(segue) Discorso di Milano
(1 novembre 1936)
[Inizio scritto]

      La Germania, quantunque circuita e sollecitata, non ha aderito alle sanzioni. Con l'accordo dell'11 luglio è scomparso un elemento di dissensione fra Berlino e Roma e vi ricordo che, ancora prima dell'incontro di Berlino, la Germania aveva praticamente riconosciuto l'Impero di Roma.
      Nessuna meraviglia se noi oggi innalziamo la bandiera dell'anti-bolscevismo. Ma questa è la nostra vecchia bandiera! Ma noi siamo nati sotto questo segno, ma noi abbiamo combattuto contro questo nemico, lo abbiamo vinto, attraverso i nostri sacrifici ed il nostro sangue. Poiché quello che si chiama bolscevismo o comunismo non è oggi, ascoltatemi bene, non è oggi che un supercapitalismo di Stato portato alla sua più feroce espressione: non è quindi una negazione del sistema, ma una prosecuzione ed una sublimazione di questo sistema.
      E sarebbe ora di finirla con il mettere in antitesi il Fascismo e la democrazia. Veramente si può dire che questa nostra grande Italia è anche la grande sconosciuta. Se molti di questi ministri, deputati e generi affini che parlano per «sentito dire» si decidessero una buona volta a varcare la frontiera d'Italia, si convincerebbero che se c'è un Paese dove la vera democrazia è stata realizzata, questo Paese è l'Italia fascista.
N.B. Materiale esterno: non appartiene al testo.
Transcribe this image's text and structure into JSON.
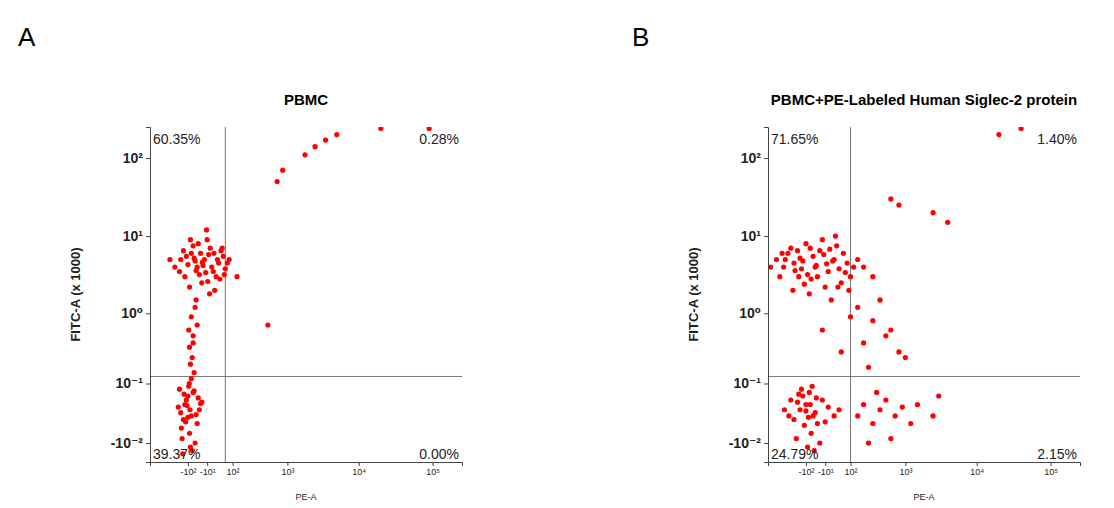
{
  "chart_data": [
    {
      "type": "scatter",
      "panel_label": "A",
      "title": "PBMC",
      "x_label": "PE-A",
      "y_label": "FITC-A (x 1000)",
      "color": "#ff0000",
      "log": true,
      "xlim": [
        -550,
        250000
      ],
      "ylim": [
        -0.04,
        250
      ],
      "xticks": [
        {
          "value": -100,
          "label": "-10²"
        },
        {
          "value": -10,
          "label": "-10¹"
        },
        {
          "value": 100,
          "label": "10²"
        },
        {
          "value": 1000,
          "label": "10³"
        },
        {
          "value": 10000,
          "label": "10⁴"
        },
        {
          "value": 100000,
          "label": "10⁵"
        }
      ],
      "yticks": [
        {
          "value": 100,
          "label": "10²"
        },
        {
          "value": 10,
          "label": "10¹"
        },
        {
          "value": 1,
          "label": "10⁰"
        },
        {
          "value": 0.1,
          "label": "10⁻¹"
        },
        {
          "value": -0.01,
          "label": "-10⁻²"
        }
      ],
      "gates": {
        "x": 60,
        "y": 0.13
      },
      "quadrants": {
        "values": [
          60.35,
          0.28,
          39.37,
          0
        ],
        "value_labels": [
          "60.35%",
          "0.28%",
          "39.37%",
          "0.00%"
        ]
      },
      "x": [
        -50,
        -20,
        10,
        -80,
        30,
        -120,
        0,
        -30,
        50,
        -60,
        -150,
        20,
        -10,
        -40,
        60,
        -90,
        -5,
        40,
        -200,
        -70,
        15,
        -25,
        70,
        -110,
        -35,
        5,
        -55,
        25,
        -15,
        -130,
        -45,
        35,
        -100,
        -8,
        45,
        -160,
        -65,
        12,
        -28,
        55,
        -85,
        -2,
        -250,
        80,
        -12,
        -60,
        -80,
        -50,
        -70,
        -90,
        -75,
        -85,
        -65,
        -55,
        -95,
        -70,
        -80,
        -80,
        -120,
        -50,
        -100,
        -140,
        -40,
        -160,
        -90,
        -110,
        -60,
        -130,
        -70,
        -150,
        -30,
        -85,
        -170,
        -95,
        -115,
        -45,
        -75,
        -125,
        -55,
        -105,
        -145,
        -65,
        -88,
        -135,
        -100,
        -35,
        -92,
        130,
        500,
        700,
        850,
        1800,
        2500,
        3500,
        5000,
        20000,
        90000
      ],
      "y": [
        4,
        5,
        3.5,
        6,
        4.5,
        3,
        7,
        2.5,
        5.5,
        4.8,
        5,
        3,
        9,
        3.2,
        3.8,
        2.2,
        5.8,
        6.5,
        4,
        7.5,
        2,
        4.2,
        4.5,
        5.5,
        6,
        4,
        3.6,
        5,
        3.4,
        6.5,
        8,
        2.8,
        4.3,
        2.6,
        7,
        3.5,
        5.2,
        6,
        4.6,
        3.2,
        9,
        1.8,
        5,
        5,
        12,
        1.2,
        0.9,
        0.7,
        0.5,
        0.35,
        0.25,
        0.2,
        0.15,
        1.5,
        0.6,
        0.4,
        0.12,
        0.02,
        0.04,
        0.01,
        0.06,
        -0.005,
        0.03,
        0.08,
        0,
        0.05,
        -0.01,
        0.015,
        0.07,
        0.025,
        0.045,
        -0.015,
        0.035,
        0.09,
        0.012,
        0.055,
        -0.02,
        0.065,
        0.022,
        0.038,
        0.005,
        0.075,
        0.03,
        -0.025,
        0.018,
        0.042,
        0.1,
        3,
        0.7,
        50,
        70,
        110,
        140,
        170,
        200,
        240,
        240
      ]
    },
    {
      "type": "scatter",
      "panel_label": "B",
      "title": "PBMC+PE-Labeled Human Siglec-2 protein",
      "x_label": "PE-A",
      "y_label": "FITC-A (x 1000)",
      "color": "#ff0000",
      "log": true,
      "xlim": [
        -550,
        250000
      ],
      "ylim": [
        -0.04,
        250
      ],
      "xticks": [
        {
          "value": -100,
          "label": "-10²"
        },
        {
          "value": -10,
          "label": "-10¹"
        },
        {
          "value": 100,
          "label": "10²"
        },
        {
          "value": 1000,
          "label": "10³"
        },
        {
          "value": 10000,
          "label": "10⁴"
        },
        {
          "value": 100000,
          "label": "10⁵"
        }
      ],
      "yticks": [
        {
          "value": 100,
          "label": "10²"
        },
        {
          "value": 10,
          "label": "10¹"
        },
        {
          "value": 1,
          "label": "10⁰"
        },
        {
          "value": 0.1,
          "label": "10⁻¹"
        },
        {
          "value": -0.01,
          "label": "-10⁻²"
        }
      ],
      "gates": {
        "x": 100,
        "y": 0.13
      },
      "quadrants": {
        "values": [
          71.65,
          1.4,
          24.79,
          2.15
        ],
        "value_labels": [
          "71.65%",
          "1.40%",
          "24.79%",
          "2.15%"
        ]
      },
      "x": [
        -50,
        -150,
        20,
        -250,
        50,
        -100,
        0,
        -300,
        80,
        -200,
        -30,
        100,
        -400,
        -80,
        30,
        -120,
        -10,
        60,
        -180,
        -60,
        120,
        -350,
        -20,
        10,
        -90,
        -220,
        40,
        -140,
        -5,
        90,
        -70,
        -280,
        25,
        -40,
        150,
        -160,
        -15,
        70,
        -110,
        -320,
        200,
        -45,
        5,
        -190,
        35,
        -75,
        300,
        -130,
        15,
        -500,
        150,
        300,
        500,
        200,
        800,
        100,
        400,
        1000,
        250,
        600,
        -20,
        50,
        -60,
        -100,
        -40,
        -140,
        -70,
        -20,
        -120,
        -190,
        -80,
        -30,
        -160,
        -50,
        -240,
        0,
        -90,
        -130,
        -45,
        -110,
        20,
        -170,
        -65,
        -220,
        -10,
        -100,
        -150,
        -55,
        -75,
        40,
        -290,
        -85,
        150,
        200,
        300,
        400,
        250,
        500,
        700,
        900,
        1200,
        350,
        600,
        1500,
        2500,
        3000,
        600,
        800,
        2500,
        4000,
        20000,
        40000
      ],
      "y": [
        4,
        3,
        5,
        6,
        2.5,
        8,
        3.5,
        4,
        4.5,
        2,
        6.5,
        3,
        5,
        1.8,
        7.5,
        4.8,
        2.2,
        6,
        3.6,
        5.5,
        4,
        3,
        9,
        1.5,
        3.2,
        7,
        3.8,
        5.2,
        4.4,
        2,
        2.8,
        5,
        10,
        3,
        5,
        6.5,
        5.8,
        3.4,
        2.4,
        6,
        4,
        4.2,
        6.8,
        4.5,
        2.2,
        7,
        3,
        3.8,
        4.8,
        4,
        1.2,
        0.8,
        0.5,
        0.4,
        0.3,
        0.9,
        1.5,
        0.25,
        0.18,
        0.6,
        0.6,
        0.3,
        0.02,
        0.04,
        0.01,
        0.03,
        0,
        0.05,
        0.06,
        0.015,
        0.07,
        -0.01,
        0.045,
        0.025,
        0.02,
        0.035,
        -0.015,
        0.08,
        0.055,
        0.008,
        0.02,
        -0.005,
        0.09,
        0.05,
        0.012,
        0.028,
        0.065,
        -0.02,
        0.04,
        0.03,
        0.03,
        0.018,
        0.02,
        0.04,
        0.01,
        0.03,
        -0.01,
        0.05,
        0.02,
        0.035,
        0.01,
        0.07,
        -0.005,
        0.04,
        0.02,
        0.06,
        30,
        25,
        20,
        15,
        200,
        240
      ]
    }
  ]
}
      Poiché noi — o reazionari di tutti i Paesi, veri ed autentici reazionari di tutti i Paesi — noi non siamo gli imbalsamatori di un passato, siamo gli anticipatori di un avvenire.
      Noi non portiamo alle estreme conseguenze la civiltà capitalista sopra tutto nel suo aspetto meccanico e quasi antiumano; noi creiamo una nuova sintesi e, attraverso il Fascismo, apriamo il varco alla umana vera civiltà del lavoro.
      Mi sono occupato sin qui del continente. Bisogna che gli Italiani a poco a poco si facciano una mentalità insulare, perché è l'unico modo per porre al giusto piano i problemi della difesa navale della Nazione.